You may wonder why or how these attacks happen if you practice good security hygiene. The answer is simple: cybercriminals are constantly inventing new ways to get around the protections we've put in place, and they don't discriminate based on company size or industry. The good news is that there are some easy ways to avoid them. For example, companies need to ensure that malware installed by hackers isn't compromising their employees' devices and networks. And businesses must go through their security systems regularly and ensure everything's working properly—especially during this time of year when so many people are sharing sensitive information online. Here's how to avoid a "whoops" moment:

  • The best way to avoid a "whoops" moment is to be aware of your online information and how it can be used against you. In the age of social media, hackers can find everything from your favorite restaurant to your name and contact information.

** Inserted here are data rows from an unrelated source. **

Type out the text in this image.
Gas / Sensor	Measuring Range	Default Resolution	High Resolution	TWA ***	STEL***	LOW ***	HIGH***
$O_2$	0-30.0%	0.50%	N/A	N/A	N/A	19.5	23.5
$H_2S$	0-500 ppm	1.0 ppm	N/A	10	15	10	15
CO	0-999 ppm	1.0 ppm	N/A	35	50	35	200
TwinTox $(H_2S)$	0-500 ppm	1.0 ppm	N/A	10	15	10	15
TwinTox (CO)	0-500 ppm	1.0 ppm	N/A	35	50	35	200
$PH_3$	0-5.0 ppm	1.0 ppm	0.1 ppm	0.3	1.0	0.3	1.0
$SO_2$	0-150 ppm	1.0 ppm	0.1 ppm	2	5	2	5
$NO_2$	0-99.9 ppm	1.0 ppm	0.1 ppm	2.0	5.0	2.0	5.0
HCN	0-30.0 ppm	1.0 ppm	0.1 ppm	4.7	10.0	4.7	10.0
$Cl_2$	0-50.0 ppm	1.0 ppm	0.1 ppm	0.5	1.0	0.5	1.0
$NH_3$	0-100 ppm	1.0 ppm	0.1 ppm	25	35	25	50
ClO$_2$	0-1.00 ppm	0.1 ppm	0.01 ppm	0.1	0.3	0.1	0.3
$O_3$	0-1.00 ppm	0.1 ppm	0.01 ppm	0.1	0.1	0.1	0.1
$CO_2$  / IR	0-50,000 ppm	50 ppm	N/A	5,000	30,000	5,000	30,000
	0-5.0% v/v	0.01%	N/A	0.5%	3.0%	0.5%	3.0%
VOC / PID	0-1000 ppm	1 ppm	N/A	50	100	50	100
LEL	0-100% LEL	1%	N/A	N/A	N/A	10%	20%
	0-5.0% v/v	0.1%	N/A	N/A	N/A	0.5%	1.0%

Protecting yourself from these threats requires vigilance and common sense:
  • Don't share passwords with anyone. Not even your spouse or significant other. If someone knows your password, they can access all of the accounts linked to that password without any problem. Encourage websites to use passwordless technology.
  • Don't click on links in emails or social media posts—even if they seem to be coming from someone close to you (like an old friend). These links could be harmful, and clicking on them could expose your computer's vulnerabilities or allow hackers access to it without knowing it until it's too late!
  • Don't open attachments in emails from unknown sources—ever.

Social Engineering

When you think about a cyber attack, what do you imagine? Maybe it's some hacker behind a keyboard trying to steal your credit card number. Or perhaps it's an email from the IRS saying that they've detected fraudulent activity on your account. Still, the message is from a scammer trying to get personal details from unsuspecting victims. While these are both common forms of cyber-attack, there is another type known as social engineering. Social engineering is a cyber-attack in which a hacker attempts to manipulate people into performing actions or divulging confidential information (like passwords). They do this by impersonating someone else or creating fake websites or phone numbers that look like they're legitimate—and then asking for sensitive information under pretenses.

For example, let's say my friend calls me one day and tells me his bank needs him to change his password immediately because they've detected suspicious activity on his account—but this isn't true. He wants me to give him my password so he can log into my account and steal all my money. This is an example of social engineering gone wrong: he knew how vulnerable I was (he knows me), so he took advantage of that vulnerability by pretending he was someone else entirely.

He got access but also kept me from knowing about it afterward, so I wouldn't be able to stop him before any damage was done until too late when everything had already gone downhill.

Cybersecurity and social engineering are real threats we must be aware of. These threats are not just for large companies but also you as an individual. You can use the tips in this post to stay safe and secure.


In short, the world of Cybersecurity is a complex one. And it's not just about keeping our computers safe; it's also about protecting ourselves against social engineering attacks.